Being effective at finding accurate information online goes directly to a candidates projected productivity. Whenever I interview any candidate, there is always a specific portion of the interview devoted to finding arbitrary information online (à la www.agoogleaday.com) By watching you interact with a web browser while performing a search task, I am given insight into your reading comprehension, understanding of logical structures, analytical mindset, and proficiency with web browsers which are part of our development tool chain.
The way that I do this is I pose search puzzles during interviews, usually with a layer or two of indirection from the thing they are supposed to find and center embedded phrases to test their ability to decompose complex logical structures into clean and consistent lines of thought. I then observe their process. If StackExchange is the site they wish to use for accomplishing the tasks I set them out to complete, then I would observe them using se;otherwise, I would not.
However
I have never seen this listed as a skill phrased as tersely as "I can use Google" or "I am a member of StackOverflow" (and I would advise against doing so) but seeing something to the effect of
proficiency with finding complex online information
in your personal qualities, skills, or work experience section is something that I feel is perfectly acceptable. Seeing it reinforced with some certification or continuing education helps me try to know you from Adam.
If you're trying to craft a way to tactfully draw desired attention to your "proficiency finding online information" I would suggest finding the time to take Google's free online courses in Power Searching and Advanced Power Searching and listing them in a [Continuing Education] section after you identify your alma mater. I don't think those particular courses would be too terribly helpful to you as a developer already proficient at finding things, but it gives you something to list on your résumé that is more than just your word.
Identifying that you are proficient at finding useful information is one of several ways to differentiate one's self as a candidate that can be provided a seed of an idea without a thorough explanation and run with it, which our team values. I would suggest to anyone that it is not harmful to say something to the effect of "I am resourceful enough to find the things that I need to complete my job." It goes directly to adaptability.

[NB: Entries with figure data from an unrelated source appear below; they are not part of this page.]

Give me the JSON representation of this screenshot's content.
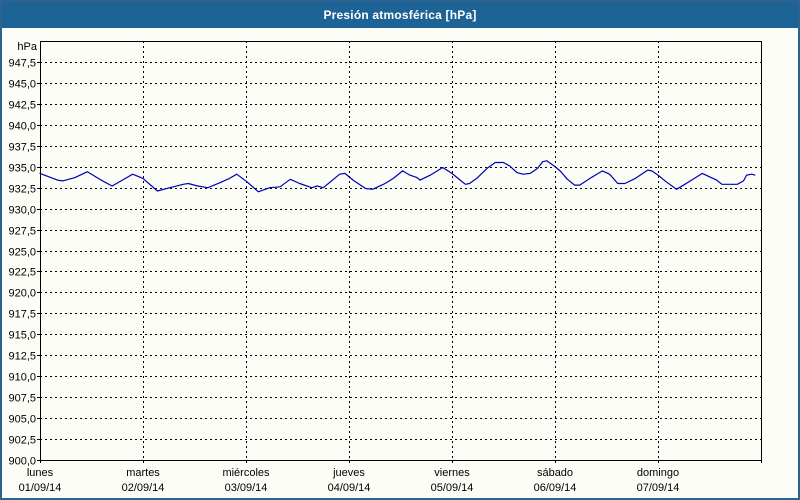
{
  "window": {
    "title_bar": "Presión atmosférica [hPa]"
  },
  "colors": {
    "title_bar_bg": "#1d6395",
    "title_text": "#ffffff",
    "frame_border": "#2d648f",
    "page_bg": "#fdfdf7",
    "axis": "#000000",
    "line": "#0000b4"
  },
  "chart_data": {
    "type": "line",
    "title": "Presión atmosférica [hPa]",
    "ylabel": "hPa",
    "ylim": [
      900,
      950
    ],
    "ytick_step": 2.5,
    "grid": "dashed",
    "legend_position": "none",
    "yticks": [
      {
        "value": 947.5,
        "label": "947,5"
      },
      {
        "value": 945.0,
        "label": "945,0"
      },
      {
        "value": 942.5,
        "label": "942,5"
      },
      {
        "value": 940.0,
        "label": "940,0"
      },
      {
        "value": 937.5,
        "label": "937,5"
      },
      {
        "value": 935.0,
        "label": "935,0"
      },
      {
        "value": 932.5,
        "label": "932,5"
      },
      {
        "value": 930.0,
        "label": "930,0"
      },
      {
        "value": 927.5,
        "label": "927,5"
      },
      {
        "value": 925.0,
        "label": "925,0"
      },
      {
        "value": 922.5,
        "label": "922,5"
      },
      {
        "value": 920.0,
        "label": "920,0"
      },
      {
        "value": 917.5,
        "label": "917,5"
      },
      {
        "value": 915.0,
        "label": "915,0"
      },
      {
        "value": 912.5,
        "label": "912,5"
      },
      {
        "value": 910.0,
        "label": "910,0"
      },
      {
        "value": 907.5,
        "label": "907,5"
      },
      {
        "value": 905.0,
        "label": "905,0"
      },
      {
        "value": 902.5,
        "label": "902,5"
      },
      {
        "value": 900.0,
        "label": "900,0"
      }
    ],
    "x_axis_days": [
      {
        "weekday": "lunes",
        "date": "01/09/14"
      },
      {
        "weekday": "martes",
        "date": "02/09/14"
      },
      {
        "weekday": "miércoles",
        "date": "03/09/14"
      },
      {
        "weekday": "jueves",
        "date": "04/09/14"
      },
      {
        "weekday": "viernes",
        "date": "05/09/14"
      },
      {
        "weekday": "sábado",
        "date": "06/09/14"
      },
      {
        "weekday": "domingo",
        "date": "07/09/14"
      }
    ],
    "series": [
      {
        "name": "Presión atmosférica",
        "unit": "hPa",
        "color": "#0000b4",
        "points_day_hpa": [
          [
            0.0,
            934.2
          ],
          [
            0.17,
            933.4
          ],
          [
            0.22,
            933.3
          ],
          [
            0.34,
            933.7
          ],
          [
            0.46,
            934.4
          ],
          [
            0.58,
            933.5
          ],
          [
            0.7,
            932.7
          ],
          [
            0.8,
            933.4
          ],
          [
            0.9,
            934.1
          ],
          [
            1.0,
            933.6
          ],
          [
            1.14,
            932.1
          ],
          [
            1.26,
            932.5
          ],
          [
            1.39,
            932.9
          ],
          [
            1.44,
            933.0
          ],
          [
            1.53,
            932.7
          ],
          [
            1.63,
            932.5
          ],
          [
            1.75,
            933.1
          ],
          [
            1.84,
            933.6
          ],
          [
            1.91,
            934.1
          ],
          [
            2.01,
            933.2
          ],
          [
            2.12,
            932.0
          ],
          [
            2.23,
            932.5
          ],
          [
            2.33,
            932.6
          ],
          [
            2.43,
            933.5
          ],
          [
            2.52,
            933.0
          ],
          [
            2.64,
            932.5
          ],
          [
            2.69,
            932.7
          ],
          [
            2.75,
            932.5
          ],
          [
            2.83,
            933.3
          ],
          [
            2.91,
            934.1
          ],
          [
            2.96,
            934.2
          ],
          [
            3.04,
            933.4
          ],
          [
            3.16,
            932.4
          ],
          [
            3.23,
            932.3
          ],
          [
            3.35,
            933.0
          ],
          [
            3.43,
            933.6
          ],
          [
            3.52,
            934.5
          ],
          [
            3.59,
            934.0
          ],
          [
            3.66,
            933.7
          ],
          [
            3.69,
            933.4
          ],
          [
            3.79,
            934.0
          ],
          [
            3.91,
            934.9
          ],
          [
            4.0,
            934.2
          ],
          [
            4.05,
            933.7
          ],
          [
            4.13,
            932.9
          ],
          [
            4.17,
            933.0
          ],
          [
            4.24,
            933.6
          ],
          [
            4.34,
            934.8
          ],
          [
            4.42,
            935.5
          ],
          [
            4.5,
            935.5
          ],
          [
            4.56,
            935.1
          ],
          [
            4.63,
            934.3
          ],
          [
            4.69,
            934.1
          ],
          [
            4.76,
            934.2
          ],
          [
            4.83,
            934.8
          ],
          [
            4.88,
            935.6
          ],
          [
            4.92,
            935.7
          ],
          [
            4.99,
            935.1
          ],
          [
            5.05,
            934.5
          ],
          [
            5.12,
            933.5
          ],
          [
            5.19,
            932.8
          ],
          [
            5.24,
            932.8
          ],
          [
            5.34,
            933.6
          ],
          [
            5.46,
            934.5
          ],
          [
            5.53,
            934.1
          ],
          [
            5.61,
            933.0
          ],
          [
            5.68,
            933.0
          ],
          [
            5.78,
            933.6
          ],
          [
            5.9,
            934.6
          ],
          [
            5.94,
            934.5
          ],
          [
            6.0,
            934.0
          ],
          [
            6.08,
            933.2
          ],
          [
            6.17,
            932.4
          ],
          [
            6.18,
            932.3
          ],
          [
            6.26,
            932.9
          ],
          [
            6.34,
            933.5
          ],
          [
            6.43,
            934.2
          ],
          [
            6.5,
            933.8
          ],
          [
            6.57,
            933.4
          ],
          [
            6.62,
            932.9
          ],
          [
            6.7,
            932.9
          ],
          [
            6.77,
            932.9
          ],
          [
            6.83,
            933.3
          ],
          [
            6.86,
            934.0
          ],
          [
            6.91,
            934.1
          ],
          [
            6.94,
            934.0
          ]
        ]
      }
    ]
  }
}
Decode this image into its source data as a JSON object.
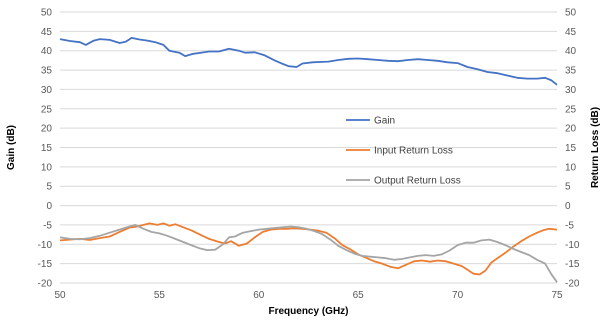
{
  "chart_data": {
    "type": "line",
    "title": "",
    "xlabel": "Frequency (GHz)",
    "ylabel": "Gain (dB)",
    "y2label": "Return Loss (dB)",
    "xlim": [
      50,
      75
    ],
    "ylim": [
      -20,
      50
    ],
    "y2lim": [
      -20,
      50
    ],
    "grid": "horizontal",
    "legend": "center-right",
    "x_ticks": [
      "50",
      "55",
      "60",
      "65",
      "70",
      "75"
    ],
    "y_ticks": [
      "50",
      "45",
      "40",
      "35",
      "30",
      "25",
      "20",
      "15",
      "10",
      "5",
      "0",
      "-5",
      "-10",
      "-15",
      "-20"
    ],
    "y2_ticks": [
      "50",
      "45",
      "40",
      "35",
      "30",
      "25",
      "20",
      "15",
      "10",
      "5",
      "0",
      "-5",
      "-10",
      "-15",
      "-20"
    ],
    "series": [
      {
        "name": "Gain",
        "color": "#4472C4",
        "axis": "left",
        "points": [
          [
            50,
            43.0
          ],
          [
            50.5,
            42.5
          ],
          [
            51,
            42.2
          ],
          [
            51.3,
            41.5
          ],
          [
            51.7,
            42.6
          ],
          [
            52,
            43.0
          ],
          [
            52.5,
            42.8
          ],
          [
            53,
            42.0
          ],
          [
            53.3,
            42.3
          ],
          [
            53.6,
            43.3
          ],
          [
            54,
            42.9
          ],
          [
            54.4,
            42.6
          ],
          [
            54.8,
            42.2
          ],
          [
            55.2,
            41.5
          ],
          [
            55.5,
            40.0
          ],
          [
            56,
            39.5
          ],
          [
            56.3,
            38.6
          ],
          [
            56.7,
            39.2
          ],
          [
            57,
            39.4
          ],
          [
            57.5,
            39.8
          ],
          [
            58,
            39.8
          ],
          [
            58.5,
            40.5
          ],
          [
            59,
            40.0
          ],
          [
            59.3,
            39.5
          ],
          [
            59.8,
            39.6
          ],
          [
            60.3,
            38.8
          ],
          [
            60.8,
            37.5
          ],
          [
            61.2,
            36.6
          ],
          [
            61.5,
            36.0
          ],
          [
            61.9,
            35.8
          ],
          [
            62.2,
            36.7
          ],
          [
            62.7,
            37.0
          ],
          [
            63.2,
            37.1
          ],
          [
            63.5,
            37.2
          ],
          [
            64,
            37.6
          ],
          [
            64.5,
            37.9
          ],
          [
            65,
            38.0
          ],
          [
            65.5,
            37.8
          ],
          [
            66,
            37.6
          ],
          [
            66.5,
            37.4
          ],
          [
            67,
            37.3
          ],
          [
            67.5,
            37.6
          ],
          [
            68,
            37.8
          ],
          [
            68.5,
            37.6
          ],
          [
            69,
            37.4
          ],
          [
            69.5,
            37.0
          ],
          [
            70,
            36.8
          ],
          [
            70.5,
            35.8
          ],
          [
            71,
            35.2
          ],
          [
            71.5,
            34.5
          ],
          [
            72,
            34.2
          ],
          [
            72.5,
            33.6
          ],
          [
            73,
            33.0
          ],
          [
            73.5,
            32.8
          ],
          [
            74,
            32.8
          ],
          [
            74.4,
            33.0
          ],
          [
            74.7,
            32.4
          ],
          [
            75,
            31.2
          ]
        ]
      },
      {
        "name": "Input Return Loss",
        "color": "#ED7D31",
        "axis": "right",
        "points": [
          [
            50,
            -9.0
          ],
          [
            50.5,
            -8.8
          ],
          [
            51,
            -8.6
          ],
          [
            51.5,
            -8.9
          ],
          [
            52,
            -8.4
          ],
          [
            52.5,
            -8.0
          ],
          [
            53,
            -6.8
          ],
          [
            53.5,
            -5.7
          ],
          [
            53.8,
            -5.5
          ],
          [
            54.2,
            -5.0
          ],
          [
            54.5,
            -4.6
          ],
          [
            54.9,
            -5.0
          ],
          [
            55.2,
            -4.6
          ],
          [
            55.5,
            -5.2
          ],
          [
            55.8,
            -4.8
          ],
          [
            56.2,
            -5.6
          ],
          [
            56.6,
            -6.4
          ],
          [
            57,
            -7.4
          ],
          [
            57.5,
            -8.6
          ],
          [
            58,
            -9.4
          ],
          [
            58.3,
            -9.8
          ],
          [
            58.6,
            -9.2
          ],
          [
            59,
            -10.4
          ],
          [
            59.4,
            -9.8
          ],
          [
            59.8,
            -8.2
          ],
          [
            60.2,
            -6.8
          ],
          [
            60.6,
            -6.2
          ],
          [
            61,
            -6.0
          ],
          [
            61.4,
            -6.0
          ],
          [
            61.8,
            -5.9
          ],
          [
            62.2,
            -6.0
          ],
          [
            62.6,
            -6.2
          ],
          [
            63,
            -6.5
          ],
          [
            63.4,
            -7.0
          ],
          [
            63.8,
            -8.4
          ],
          [
            64.2,
            -10.2
          ],
          [
            64.6,
            -11.3
          ],
          [
            65,
            -12.6
          ],
          [
            65.4,
            -13.5
          ],
          [
            65.8,
            -14.4
          ],
          [
            66.2,
            -15.0
          ],
          [
            66.6,
            -15.8
          ],
          [
            67,
            -16.2
          ],
          [
            67.4,
            -15.3
          ],
          [
            67.8,
            -14.4
          ],
          [
            68.2,
            -14.2
          ],
          [
            68.6,
            -14.5
          ],
          [
            69,
            -14.2
          ],
          [
            69.4,
            -14.4
          ],
          [
            69.8,
            -15.0
          ],
          [
            70.2,
            -15.6
          ],
          [
            70.5,
            -16.6
          ],
          [
            70.8,
            -17.6
          ],
          [
            71.1,
            -17.8
          ],
          [
            71.4,
            -16.8
          ],
          [
            71.7,
            -14.7
          ],
          [
            72,
            -13.6
          ],
          [
            72.4,
            -12.2
          ],
          [
            72.8,
            -10.6
          ],
          [
            73.2,
            -9.2
          ],
          [
            73.6,
            -8.0
          ],
          [
            74,
            -7.0
          ],
          [
            74.3,
            -6.4
          ],
          [
            74.6,
            -6.0
          ],
          [
            75,
            -6.2
          ]
        ]
      },
      {
        "name": "Output Return Loss",
        "color": "#A5A5A5",
        "axis": "right",
        "points": [
          [
            50,
            -8.2
          ],
          [
            50.5,
            -8.6
          ],
          [
            51,
            -8.7
          ],
          [
            51.5,
            -8.4
          ],
          [
            52,
            -7.8
          ],
          [
            52.5,
            -7.0
          ],
          [
            53,
            -6.2
          ],
          [
            53.5,
            -5.4
          ],
          [
            53.8,
            -5.0
          ],
          [
            54.2,
            -6.0
          ],
          [
            54.6,
            -6.8
          ],
          [
            55,
            -7.2
          ],
          [
            55.4,
            -7.8
          ],
          [
            55.8,
            -8.6
          ],
          [
            56.2,
            -9.4
          ],
          [
            56.6,
            -10.2
          ],
          [
            57,
            -11.0
          ],
          [
            57.4,
            -11.5
          ],
          [
            57.8,
            -11.4
          ],
          [
            58.2,
            -10.0
          ],
          [
            58.5,
            -8.2
          ],
          [
            58.8,
            -8.0
          ],
          [
            59.2,
            -7.0
          ],
          [
            59.6,
            -6.6
          ],
          [
            60,
            -6.2
          ],
          [
            60.4,
            -6.0
          ],
          [
            60.8,
            -5.8
          ],
          [
            61.2,
            -5.6
          ],
          [
            61.6,
            -5.4
          ],
          [
            62,
            -5.6
          ],
          [
            62.4,
            -6.0
          ],
          [
            62.8,
            -6.6
          ],
          [
            63.2,
            -7.4
          ],
          [
            63.6,
            -8.8
          ],
          [
            64,
            -10.4
          ],
          [
            64.4,
            -11.5
          ],
          [
            64.8,
            -12.4
          ],
          [
            65.2,
            -13.0
          ],
          [
            65.6,
            -13.2
          ],
          [
            66,
            -13.4
          ],
          [
            66.4,
            -13.6
          ],
          [
            66.8,
            -14.0
          ],
          [
            67.2,
            -13.8
          ],
          [
            67.6,
            -13.4
          ],
          [
            68,
            -13.0
          ],
          [
            68.4,
            -12.8
          ],
          [
            68.8,
            -13.0
          ],
          [
            69.2,
            -12.6
          ],
          [
            69.6,
            -11.6
          ],
          [
            70,
            -10.2
          ],
          [
            70.4,
            -9.6
          ],
          [
            70.8,
            -9.6
          ],
          [
            71.2,
            -9.0
          ],
          [
            71.6,
            -8.8
          ],
          [
            72,
            -9.4
          ],
          [
            72.4,
            -10.2
          ],
          [
            72.8,
            -11.2
          ],
          [
            73.2,
            -12.0
          ],
          [
            73.6,
            -12.8
          ],
          [
            74,
            -14.0
          ],
          [
            74.4,
            -15.0
          ],
          [
            74.7,
            -17.6
          ],
          [
            75,
            -19.8
          ]
        ]
      }
    ]
  }
}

Considering all other comparisons to be equal, if I theoretically were to have two candidates vying for a single on-site interview, I would favor the one that allocated the limited space of a résumé to identify that they are good at finding things. I don't disagree with you that listing "Google" among one's skills is likely a clunky way to profess this skill, but I feel that "problem analysis & solution discovery" is a very appropriate skill to list...especially on a technical team. There are hundreds of technical documents published by the IEEE, the IETF, the ISO, ANSI, the W3C, etc that contain reams and reams of information. I don't expect anyone to be able to simply recall the information in industry standards by RFC and section, but I expect them to be able to find it if necessary and use it to springboard their thoughts.
We also deal with business problems that don't result in stock solutions. There will be research; there will be consumption of hundred page industry specifications, and cross references between google group threads with stack overflow exchanges with editor blog posts with the official RFCs.
Finding the piece of info that leads you to your next point of research is arguably the most valuable skill a developer can possess. If you have that, you can sling code, and you don't smell bad; you're gold to me.